A constitutional challenge that some health advocates say is the biggest threat to Medicare of this generation will be heard in British Columbia’s top court beginning on Sept. 6.
The trial will test whether Canadians’ charter rights to “life, liberty and security of the person” are violated by laws that ban private health insurance and extra fees for procedures already covered by Medicare.
The plaintiffs, led by private clinic owner Dr. Brian Day, say overturning these laws will make private health care more affordable for patients who don’t want to wait in the public system. Their opponents contend that changing the rules will create an American-style two-tier system in which access to care is based on ability to pay.
“If the plaintiffs win this case, it will expand opportunities for wealthy patients to access care faster,” says Dr. Vanessa Brcic, executive member at large of Canadian Doctors for Medicare, an intervener in the case. “That’s where you get the fundamental undermining of the Canada Health Act and its principles of universality and equity.”
The crux of the case is whether governments have the right to dictate how patients pay and doctors bill for private health care. Patients in BC can pay out-of-pocket to jump the queue for some services covered by Medicare but they can’t buy private insurance to help them do it. Doctors can set their price for private procedures, but they can’t bill both patients and the government for the same service. For example, they can’t collect the provincial fee for performing a surgery and also charge patients for a facility cost.
Day told CMAJ these restrictions are tantamount to “medical enslavement,” forcing those who can’t afford the full price of private health care to wait in the public system. His case builds on a 2005 Supreme Court of Canada ruling in the Jacques Chaoulli and George Zeliotis case, which allows Quebec residents to purchase private health insurance in the face of long wait times.

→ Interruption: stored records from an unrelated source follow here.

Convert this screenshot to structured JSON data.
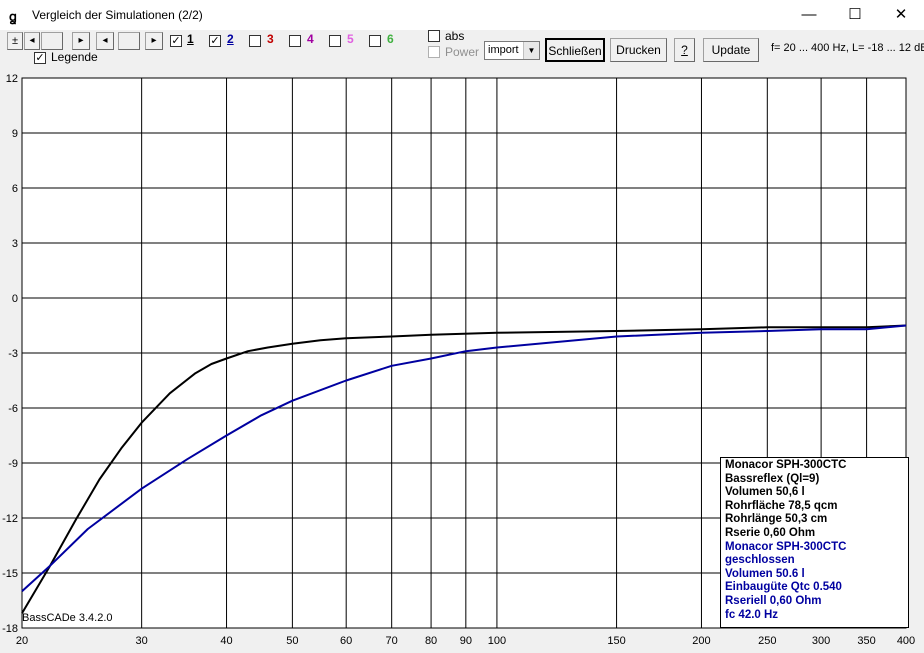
{
  "window": {
    "title": "Vergleich der Simulationen (2/2)",
    "minimize": "—",
    "maximize": "☐",
    "close": "✕"
  },
  "toolbar": {
    "plusminus": "±",
    "nav_first": "◂",
    "nav_prev": "▸",
    "nav_next": "◂",
    "nav_last": "▸",
    "legend_label": "Legende",
    "sims": [
      {
        "label": "1",
        "checked": true,
        "color": "#000000"
      },
      {
        "label": "2",
        "checked": true,
        "color": "#0000a0"
      },
      {
        "label": "3",
        "checked": false,
        "color": "#c00000"
      },
      {
        "label": "4",
        "checked": false,
        "color": "#a000a0"
      },
      {
        "label": "5",
        "checked": false,
        "color": "#e060e0"
      },
      {
        "label": "6",
        "checked": false,
        "color": "#40b040"
      }
    ],
    "abs_label": "abs",
    "power_label": "Power",
    "import_select": "import",
    "close_label": "Schließen",
    "print_label": "Drucken",
    "help_label": "?",
    "update_label": "Update",
    "range_info": "f= 20 ... 400 Hz, L= -18 ... 12 dB"
  },
  "chart_data": {
    "type": "line",
    "x_scale": "log",
    "xlim": [
      20,
      400
    ],
    "ylim": [
      -18,
      12
    ],
    "x_ticks": [
      20,
      30,
      40,
      50,
      60,
      70,
      80,
      90,
      100,
      150,
      200,
      250,
      300,
      350,
      400
    ],
    "y_ticks": [
      12,
      9,
      6,
      3,
      0,
      -3,
      -6,
      -9,
      -12,
      -15,
      -18
    ],
    "grid": true,
    "legend_position": "bottom-right",
    "series": [
      {
        "name": "Monacor SPH-300CTC",
        "color": "#000000",
        "x": [
          20,
          22,
          24,
          26,
          28,
          30,
          33,
          36,
          38,
          40,
          43,
          46,
          50,
          55,
          60,
          70,
          80,
          100,
          150,
          200,
          250,
          300,
          350,
          400
        ],
        "y": [
          -17.2,
          -14.6,
          -12.1,
          -9.9,
          -8.2,
          -6.8,
          -5.2,
          -4.1,
          -3.6,
          -3.3,
          -2.9,
          -2.7,
          -2.5,
          -2.3,
          -2.2,
          -2.1,
          -2.0,
          -1.9,
          -1.8,
          -1.7,
          -1.6,
          -1.6,
          -1.6,
          -1.5
        ]
      },
      {
        "name": "Monacor SPH-300CTC",
        "color": "#0000a0",
        "x": [
          20,
          22,
          25,
          30,
          35,
          40,
          45,
          50,
          60,
          70,
          80,
          90,
          100,
          150,
          200,
          250,
          300,
          350,
          400
        ],
        "y": [
          -16.0,
          -14.6,
          -12.6,
          -10.4,
          -8.8,
          -7.5,
          -6.4,
          -5.6,
          -4.5,
          -3.7,
          -3.3,
          -2.9,
          -2.7,
          -2.1,
          -1.9,
          -1.8,
          -1.7,
          -1.7,
          -1.5
        ]
      }
    ]
  },
  "legend": {
    "series1_lines": [
      "Monacor SPH-300CTC",
      "Bassreflex (Ql=9)",
      "Volumen 50,6 l",
      "Rohrfläche 78,5 qcm",
      "Rohrlänge 50,3 cm",
      "Rserie 0,60 Ohm"
    ],
    "series2_lines": [
      "Monacor SPH-300CTC",
      "geschlossen",
      "Volumen 50.6 l",
      "Einbaugüte Qtc 0.540",
      "Rseriell 0,60 Ohm",
      "fc 42.0 Hz"
    ]
  },
  "watermark": "BassCADe 3.4.2.0"
}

“The government doesn’t want to deal with the reality that suffering patients will be focus of this court case,” Day says. “Our question is very straight forward: Should residents who aren’t living in Quebec have the same constitutional protection?”
Day launched the challenge against the BC government in 2009, at the same time provincial auditors were investigating his Vancouver clinic, Cambie Surgery Centre. The audit uncovered 200 cases of extra billing and double billing in a 30-day period, although Day says those numbers have been distorted and will be clarified in court.
He also takes issue with the notion that he charges patients “extra,” arguing that the fees his clinic bills on top of those paid by the government are necessary to cover running costs. “Patients are being allowed to rent their own operating room because the government won’t let them into theirs.”
Since 2012, six patients who say their health has suffered from long waits in the public system have joined Day as plaintiffs in the challenge. Walid Waitkus, a teenager with a progressive spine deformity, waited 27 months for corrective surgery in Canada before seeking the procedure privately. The surgery left him paralyzed from the waist down, although it’s unclear what the outcome might have been if he’d had the surgery earlier.
Day says these patients would have been better served under a parallel public and private system like those in European countries which routinely outperform Canada on measures of quality and cost. Enabling more patients to opt out of the public system will reduce pressure on Medicare and ultimately improve it through competition, he argues. “A monopoly provider is under no pressure to provide service and that’s what we’re seeing in hospitals right now.”
Asked whether it’s fair for some patients to pay for faster access while others wait, Day contends that countries with hybrid systems don’t have queues in the first place. “If you’re poor you get health care right away. If you’re rich you get health care right away.”
Brcic acknowledges that Canada’s public system performs poorly in international comparisons, but argues that it’s an oversimplification to chalk up other countries’ success to how they pay for care.
Some countries, like the United Kingdom, have a more centralized public health care system that provides more continuity of care for complex patients and enables quicker system-wide improvements, she explains. Others, like France or Sweden, have a system of copayment for public care, but also a stronger social safety net “so even poor people can afford these copayments.”
European systems also control costs by paying doctors less and covering more preventive care, which in turn improves health outcomes and reduces more costly acute care down the road, she says.
“No doctor will deny that patients are not getting the quality of service they need, but we need to make changes in the public system so that everyone can benefit from it,” says Brcic.
Federal Health Minister Dr. Jane Philpott echoed that sentiment in an address to the Canadian Medical Association General Council on Aug. 23. She argued that Canada could learn from European countries’ more integrated approach to public health care. At a press conference, she noted this doesn’t require introducing a parallel private system.
“We are absolutely committed to upholding the principles of the Canada Health Act, and that means having universal, publicly funded health insurance for all medically necessary care,” Philpott said.
The federal government will intervene against Day’s challenge, and it’s expected the case will continue to the Supreme Court.